Miller wrote that Act 624 likely violates the U.S. Constitution’s Commerce Clause, which empowers Congress to regulate interstate commerce to ensure free trade among the states. The flip side is the Dormant Commerce Clause, which prevents states from discriminating against interstate commerce. In other words, the Constitution prevents Arkansas from tariffing Texas-made Blue Bell ice cream to protect Yarnell’s, and Texas retaliating by jacking up the price of Arkansas-grown rice.
Miller said Act 624 explicitly does that. Section 1 of the law accuses PBMs of “business tactics that have driven locally-operated pharmacies out of business” but doesn’t mention out-of-state pharmacies such as Walgreen’s. He said legislators’ comments as they considered the bill were “brimming with protectionist rhetoric.”
“There are too many examples of this rhetoric to list in this order, and it would be a disservice to the strength of plaintiffs’ claim to list only a few,” Miller wrote.
Bills often start with a section explaining the “legislative findings and intent” and making an argument for the bill’s passage. That’s the section Miller wrote about. It includes other justifications for the bill, such as minimizing the conflict of interest caused by PBMs “acting as a ‘fox guarding the henhouse’ by being both a price setter and price taker.”
Miller said Act 624 also likely violates the Constitution’s supremacy clause as it pertains to the TRICARE military health insurance program. The Constitution and laws passed by Congress supersede laws passed at lower governmental levels. Miller wrote that TRICARE has contracts with some of the plaintiffs. The federal government wants them to provide the service, so state governments can’t stop them from doing so, he wrote.

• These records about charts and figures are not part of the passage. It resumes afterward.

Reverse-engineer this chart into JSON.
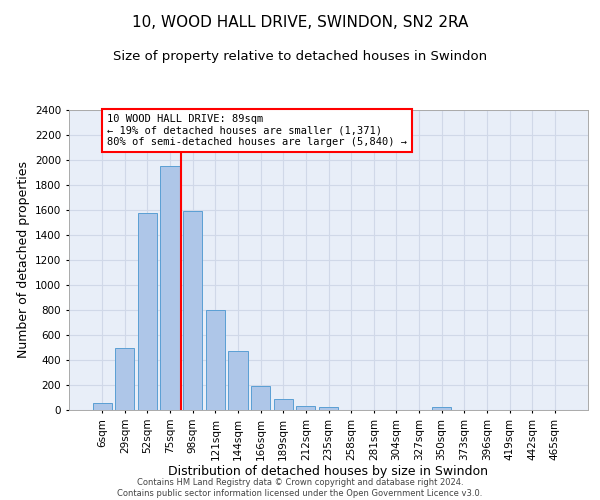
{
  "title": "10, WOOD HALL DRIVE, SWINDON, SN2 2RA",
  "subtitle": "Size of property relative to detached houses in Swindon",
  "xlabel": "Distribution of detached houses by size in Swindon",
  "ylabel": "Number of detached properties",
  "categories": [
    "6sqm",
    "29sqm",
    "52sqm",
    "75sqm",
    "98sqm",
    "121sqm",
    "144sqm",
    "166sqm",
    "189sqm",
    "212sqm",
    "235sqm",
    "258sqm",
    "281sqm",
    "304sqm",
    "327sqm",
    "350sqm",
    "373sqm",
    "396sqm",
    "419sqm",
    "442sqm",
    "465sqm"
  ],
  "values": [
    60,
    500,
    1580,
    1950,
    1590,
    800,
    475,
    195,
    90,
    35,
    28,
    0,
    0,
    0,
    0,
    25,
    0,
    0,
    0,
    0,
    0
  ],
  "bar_color": "#aec6e8",
  "bar_edge_color": "#5a9fd4",
  "grid_color": "#d0d8e8",
  "background_color": "#e8eef8",
  "vline_color": "red",
  "vline_pos": 3.5,
  "annotation_text": "10 WOOD HALL DRIVE: 89sqm\n← 19% of detached houses are smaller (1,371)\n80% of semi-detached houses are larger (5,840) →",
  "ylim": [
    0,
    2400
  ],
  "yticks": [
    0,
    200,
    400,
    600,
    800,
    1000,
    1200,
    1400,
    1600,
    1800,
    2000,
    2200,
    2400
  ],
  "footer_line1": "Contains HM Land Registry data © Crown copyright and database right 2024.",
  "footer_line2": "Contains public sector information licensed under the Open Government Licence v3.0.",
  "title_fontsize": 11,
  "subtitle_fontsize": 9.5,
  "ylabel_fontsize": 9,
  "xlabel_fontsize": 9,
  "tick_fontsize": 7.5,
  "annotation_fontsize": 7.5,
  "footer_fontsize": 6
}
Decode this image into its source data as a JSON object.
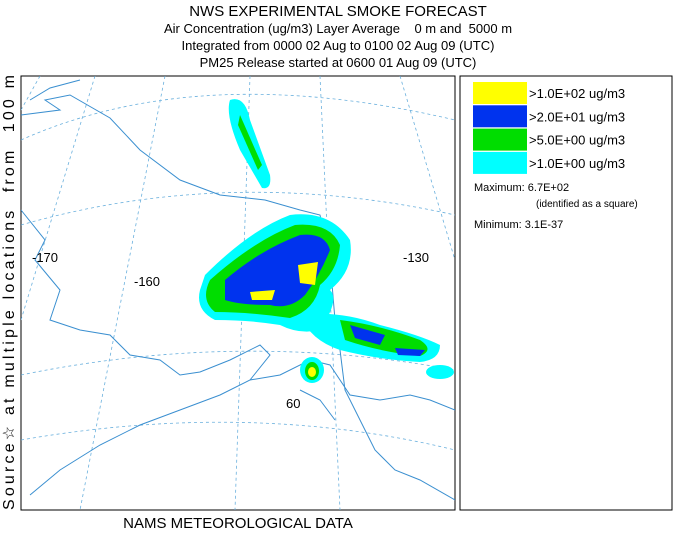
{
  "title": "NWS EXPERIMENTAL SMOKE FORECAST",
  "subtitles": [
    "Air Concentration (ug/m3) Layer Average    0 m and  5000 m",
    "Integrated from 0000 02 Aug to 0100 02 Aug 09 (UTC)",
    "PM25 Release started at 0600 01 Aug 09 (UTC)"
  ],
  "side_label": "Source☆ at multiple locations  from  100 m",
  "footer": "NAMS METEOROLOGICAL DATA",
  "legend": [
    {
      "label": ">1.0E+02 ug/m3",
      "color": "#ffff00"
    },
    {
      "label": ">2.0E+01 ug/m3",
      "color": "#0033ee"
    },
    {
      "label": ">5.0E+00 ug/m3",
      "color": "#00dd00"
    },
    {
      "label": ">1.0E+00 ug/m3",
      "color": "#00ffff"
    }
  ],
  "maximum": "Maximum: 6.7E+02",
  "maximum_note": "(identified as a square)",
  "minimum": "Minimum: 3.1E-37",
  "map_labels": [
    "-170",
    "-160",
    "-130",
    "60"
  ]
}
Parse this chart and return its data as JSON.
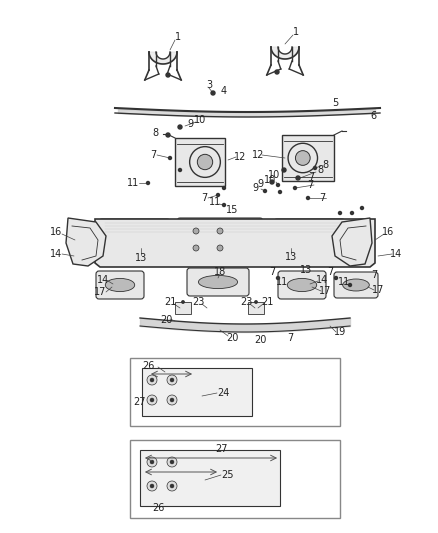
{
  "bg_color": "#ffffff",
  "line_color": "#555555",
  "dark_color": "#333333",
  "text_color": "#222222",
  "figsize": [
    4.38,
    5.33
  ],
  "dpi": 100,
  "part_fill": "#e8e8e8",
  "part_dark": "#bbbbbb"
}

Miller acknowledged that the practice of PBMs reimbursing both their own affiliates and their competitors creates “an inherent conflict of interest.” But he said the Legislature has other remedies to regulate PBMs that don’t go as far as Act 624, as evidenced by the laws it has already passed.
Again, this is a preliminary injunction. The case remains to be heard, and the attorney general’s office will have its own arguments to counter the judge’s.
For now, the law is on hold. CVS is still in business in Arkansas, and still reimbursing both itself and its competitors.